Structural analysis using graph-based centrality measures reveals that influence concentration diffuses quickly as the platform grows. Although certain agents temporarily accumulate higher influence scores, these supernodes are transient. They do not persist as stable leaders. The network lacks durable hierarchies.
The study also probes cognitive recognition of influence. Agents are prompted to recommend influential users or representative posts. Most prompts receive no response, and when responses do occur, references are fragmented or invalid. There is no convergence toward a shared set of recognized figures or canonical content.

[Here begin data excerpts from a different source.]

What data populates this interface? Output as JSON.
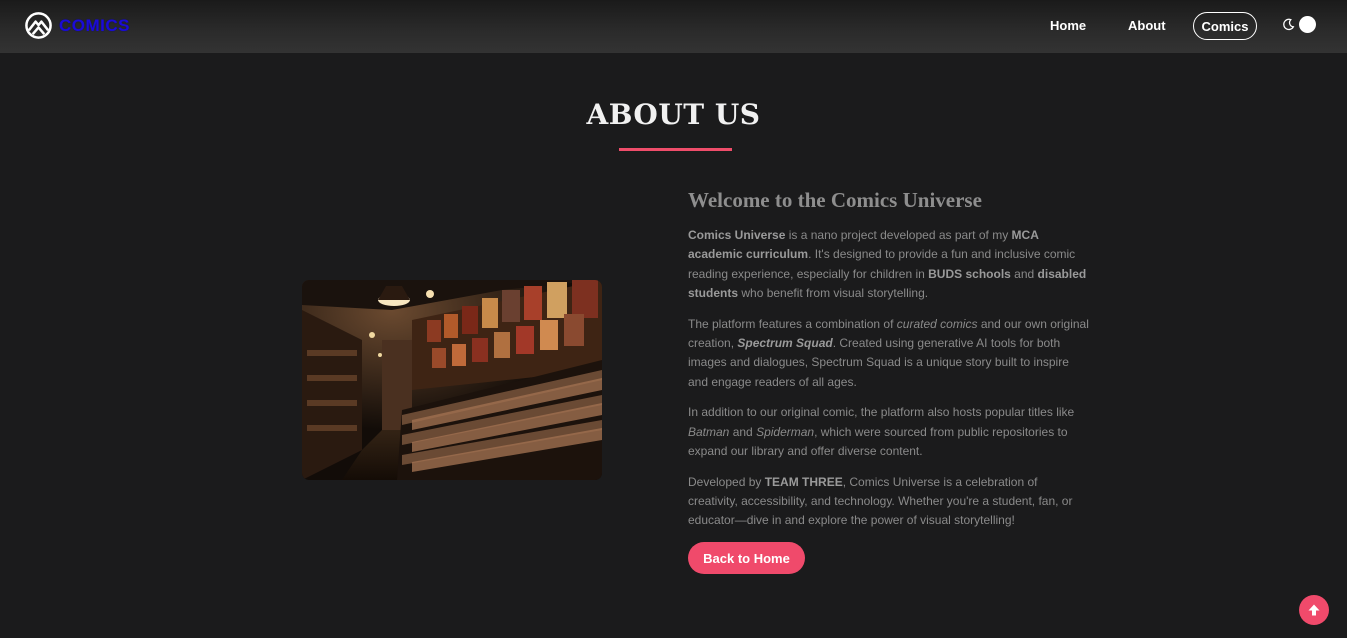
{
  "nav": {
    "brand": "COMICS",
    "links": [
      "Home",
      "About"
    ],
    "active_link": "Comics",
    "theme_toggle_icon": "moon-icon"
  },
  "page": {
    "title": "ABOUT US",
    "image_alt_icon": "comic-store-photo"
  },
  "about": {
    "heading": "Welcome to the Comics Universe",
    "p1": {
      "a": "Comics Universe",
      "b": " is a nano project developed as part of my ",
      "c": "MCA academic curriculum",
      "d": ". It's designed to provide a fun and inclusive comic reading experience, especially for children in ",
      "e": "BUDS schools",
      "f": " and ",
      "g": "disabled students",
      "h": " who benefit from visual storytelling."
    },
    "p2": {
      "a": "The platform features a combination of ",
      "b": "curated comics",
      "c": " and our own original creation, ",
      "d": "Spectrum Squad",
      "e": ". Created using generative AI tools for both images and dialogues, Spectrum Squad is a unique story built to inspire and engage readers of all ages."
    },
    "p3": {
      "a": "In addition to our original comic, the platform also hosts popular titles like ",
      "b": "Batman",
      "c": " and ",
      "d": "Spiderman",
      "e": ", which were sourced from public repositories to expand our library and offer diverse content."
    },
    "p4": {
      "a": "Developed by ",
      "b": "TEAM THREE",
      "c": ", Comics Universe is a celebration of creativity, accessibility, and technology. Whether you're a student, fan, or educator—dive in and explore the power of visual storytelling!"
    },
    "back_button": "Back to Home"
  },
  "colors": {
    "accent": "#f04a6b",
    "brand": "#1b0bd6",
    "background": "#1b1b1c"
  },
  "icons": {
    "logo": "mountain-logo-icon",
    "scroll_top": "arrow-up-icon"
  }
}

Taken together, these results indicate the absence of collective memory or consensus formation. Moltbook demonstrates scalability in terms of population and interaction volume, but not social integration. Dense networks and sustained activity do not automatically generate shared norms, influence hierarchies, or adaptive behavior.
The authors argue that this finding challenges common assumptions about emergent AI societies. There is a widespread expectation that simply scaling AI agents and enabling them to interact will produce complex, human-like collective dynamics. The Moltbook case suggests otherwise.
To sum up, genuine socialization likely requires explicit mechanisms beyond raw interaction. These may include structured feedback integration, persistent identity modeling, governance frameworks, memory architectures, and influence accumulation processes. Without such scaffolding, AI agents remain semantically inert even within massive interactive ecosystems.